UPDATE: The headline on WSU’s enrollment release has been updated to read, “WSU enrolls largest freshman class, increases enrollment.”
Wichita State reported an enrollment increase of 1.58 percent from last fall, according to preliminary figures released by the Kansas Board of Regents Monday. WSU’s full-time equivalency is up to 11,285 from 11,109.
The Regents switched to featuring the full-time equivalency (FTE) metric this year instead on the longstanding 20-day headcount metric. FTE is based on the sum of credits taken by all students divided by 15 credit hours for undergraduate students and 12 credit hours for graduate students.
WSU’s headcount enrollment is 15,784 — up by 703 students or 4.7 percent from last fall. Despite the Regents’ decision to feature FTE, WSU cited headcount numbers in the headline of their enrollment release. “WSU enrolls largest freshman class in history and increases total enrollment by 4.7 percent,” the headline read.
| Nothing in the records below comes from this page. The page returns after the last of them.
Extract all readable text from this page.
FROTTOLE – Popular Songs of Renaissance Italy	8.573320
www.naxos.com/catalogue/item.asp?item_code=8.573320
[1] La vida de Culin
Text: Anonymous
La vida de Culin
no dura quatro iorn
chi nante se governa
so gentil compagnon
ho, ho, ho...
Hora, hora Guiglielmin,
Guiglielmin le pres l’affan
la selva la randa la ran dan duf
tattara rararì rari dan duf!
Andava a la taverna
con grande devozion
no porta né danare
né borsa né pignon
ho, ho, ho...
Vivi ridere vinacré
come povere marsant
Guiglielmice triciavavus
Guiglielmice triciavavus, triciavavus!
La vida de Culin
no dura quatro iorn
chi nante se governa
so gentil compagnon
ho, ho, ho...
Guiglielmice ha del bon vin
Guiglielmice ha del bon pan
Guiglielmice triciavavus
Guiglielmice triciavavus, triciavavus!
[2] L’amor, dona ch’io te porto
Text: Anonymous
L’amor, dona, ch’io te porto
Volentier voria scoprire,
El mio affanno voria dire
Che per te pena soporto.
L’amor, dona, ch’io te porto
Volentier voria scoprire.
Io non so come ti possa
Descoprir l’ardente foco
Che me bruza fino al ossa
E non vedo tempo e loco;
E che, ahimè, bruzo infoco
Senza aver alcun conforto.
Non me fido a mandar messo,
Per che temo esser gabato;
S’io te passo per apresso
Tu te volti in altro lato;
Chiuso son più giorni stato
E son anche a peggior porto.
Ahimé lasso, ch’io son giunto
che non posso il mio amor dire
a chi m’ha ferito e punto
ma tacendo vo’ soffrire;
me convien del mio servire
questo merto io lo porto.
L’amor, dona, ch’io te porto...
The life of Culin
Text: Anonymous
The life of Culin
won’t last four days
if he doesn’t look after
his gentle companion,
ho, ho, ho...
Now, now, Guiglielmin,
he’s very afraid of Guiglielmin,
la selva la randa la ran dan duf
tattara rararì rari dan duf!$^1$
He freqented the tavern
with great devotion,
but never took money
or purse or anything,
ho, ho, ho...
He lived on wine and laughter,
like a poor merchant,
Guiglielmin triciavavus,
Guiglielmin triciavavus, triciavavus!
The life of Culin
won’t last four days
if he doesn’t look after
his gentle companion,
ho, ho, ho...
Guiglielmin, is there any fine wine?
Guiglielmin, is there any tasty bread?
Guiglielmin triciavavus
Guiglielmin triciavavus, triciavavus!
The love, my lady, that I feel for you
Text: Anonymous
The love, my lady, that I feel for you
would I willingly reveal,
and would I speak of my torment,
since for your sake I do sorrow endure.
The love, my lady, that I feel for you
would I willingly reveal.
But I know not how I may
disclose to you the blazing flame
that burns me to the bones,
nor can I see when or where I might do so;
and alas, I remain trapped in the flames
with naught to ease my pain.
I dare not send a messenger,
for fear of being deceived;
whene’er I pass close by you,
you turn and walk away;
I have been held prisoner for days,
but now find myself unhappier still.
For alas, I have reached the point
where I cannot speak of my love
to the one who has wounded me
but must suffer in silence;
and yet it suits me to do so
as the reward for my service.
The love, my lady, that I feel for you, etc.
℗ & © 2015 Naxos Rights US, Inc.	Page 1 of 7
Last month, Matt Keith, KBOR direct of communications, told The Sunflower that 20-day headcount, which provides a snapshot of the total number of students enrolled in for-credit courses on the twentieth day of class, is no longer the most effective metric for tracking enrollment trends.
“It’s a number that used to have a significant amount of value,” Keith said. “But as time has gone on, the profile of a student has changed.”
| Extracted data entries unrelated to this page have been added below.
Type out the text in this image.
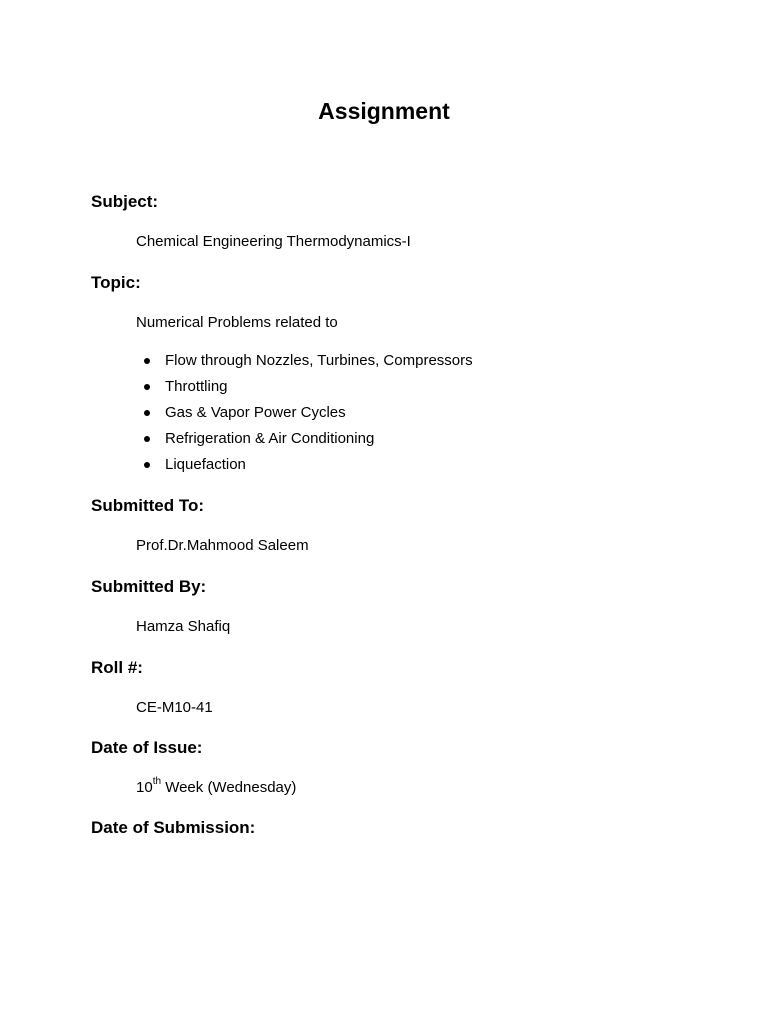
Assignment
Subject:
Chemical Engineering Thermodynamics-I
Topic:
Numerical Problems related to
Flow through Nozzles, Turbines, Compressors
Throttling
Gas & Vapor Power Cycles
Refrigeration & Air Conditioning
Liquefaction
Submitted To:
Prof.Dr.Mahmood Saleem
Submitted By:
Hamza Shafiq
Roll #:
CE-M10-41
Date of Issue:
10th Week (Wednesday)
Date of Submission:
“The switch to Full Time Equivalency for the Fall Enrollment Report allows the Board, higher education institutions, and the public to have a more uniform way of measuring the number of students served throughout the system,” Keith wrote in an email.
WSU reported 30.1 percent growth in non-degree-seeking students and 60.6 percent growth in online majors.
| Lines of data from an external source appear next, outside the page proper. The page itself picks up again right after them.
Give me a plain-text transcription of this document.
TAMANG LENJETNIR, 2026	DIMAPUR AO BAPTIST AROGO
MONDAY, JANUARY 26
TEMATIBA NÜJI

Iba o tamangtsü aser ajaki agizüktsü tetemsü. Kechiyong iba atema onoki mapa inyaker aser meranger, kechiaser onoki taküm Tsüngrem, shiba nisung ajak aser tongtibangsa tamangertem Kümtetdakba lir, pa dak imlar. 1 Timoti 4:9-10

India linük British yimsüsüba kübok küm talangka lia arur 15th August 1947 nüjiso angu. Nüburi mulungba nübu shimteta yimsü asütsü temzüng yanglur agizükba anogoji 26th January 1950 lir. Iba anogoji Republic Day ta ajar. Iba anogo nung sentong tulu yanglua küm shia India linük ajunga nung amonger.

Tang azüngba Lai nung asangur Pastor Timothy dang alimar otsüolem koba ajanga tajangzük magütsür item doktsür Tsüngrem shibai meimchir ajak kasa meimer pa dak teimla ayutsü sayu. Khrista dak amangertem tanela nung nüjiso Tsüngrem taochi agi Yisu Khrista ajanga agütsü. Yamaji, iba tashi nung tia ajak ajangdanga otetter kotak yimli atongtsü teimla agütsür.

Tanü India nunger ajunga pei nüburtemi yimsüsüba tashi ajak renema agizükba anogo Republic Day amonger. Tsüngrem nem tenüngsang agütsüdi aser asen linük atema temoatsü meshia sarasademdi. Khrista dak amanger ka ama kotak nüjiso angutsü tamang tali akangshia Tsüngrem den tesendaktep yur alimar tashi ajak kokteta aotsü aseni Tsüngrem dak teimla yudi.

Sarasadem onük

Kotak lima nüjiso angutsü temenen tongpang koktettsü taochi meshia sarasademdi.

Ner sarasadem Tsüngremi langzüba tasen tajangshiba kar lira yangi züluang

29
For the third year in a row, WSU reported the largest new first-time freshman class in school history. This year’s class is 1,606.
WSU Tech reported an FTE of 2,779, up 6.14 percent from last fall’s 2,619. WSU Associate Vice President for Strategic Enrollment Management Carolyn Shaw said WSU Tech students do not count towards WSU’s enrollment “in any way.”
WSU’s 1.58 percent FTE increase was the second largest for state universities behind Fort Hayes State’s 2.05 percent increase.
“These gains are remarkable given the challenges we face in higher education such as the declining number of high school graduates, increased options for students, and the difficulties students face in financing their education,” WSU Provost Rick Muma said in the university release.
Kansas State saw a 0.54 percent increase in FTE while the University of Kansas’s FTE dropped by 0.77 percent. The largest decrease in the state was 3.98 percent for Pittsburg State.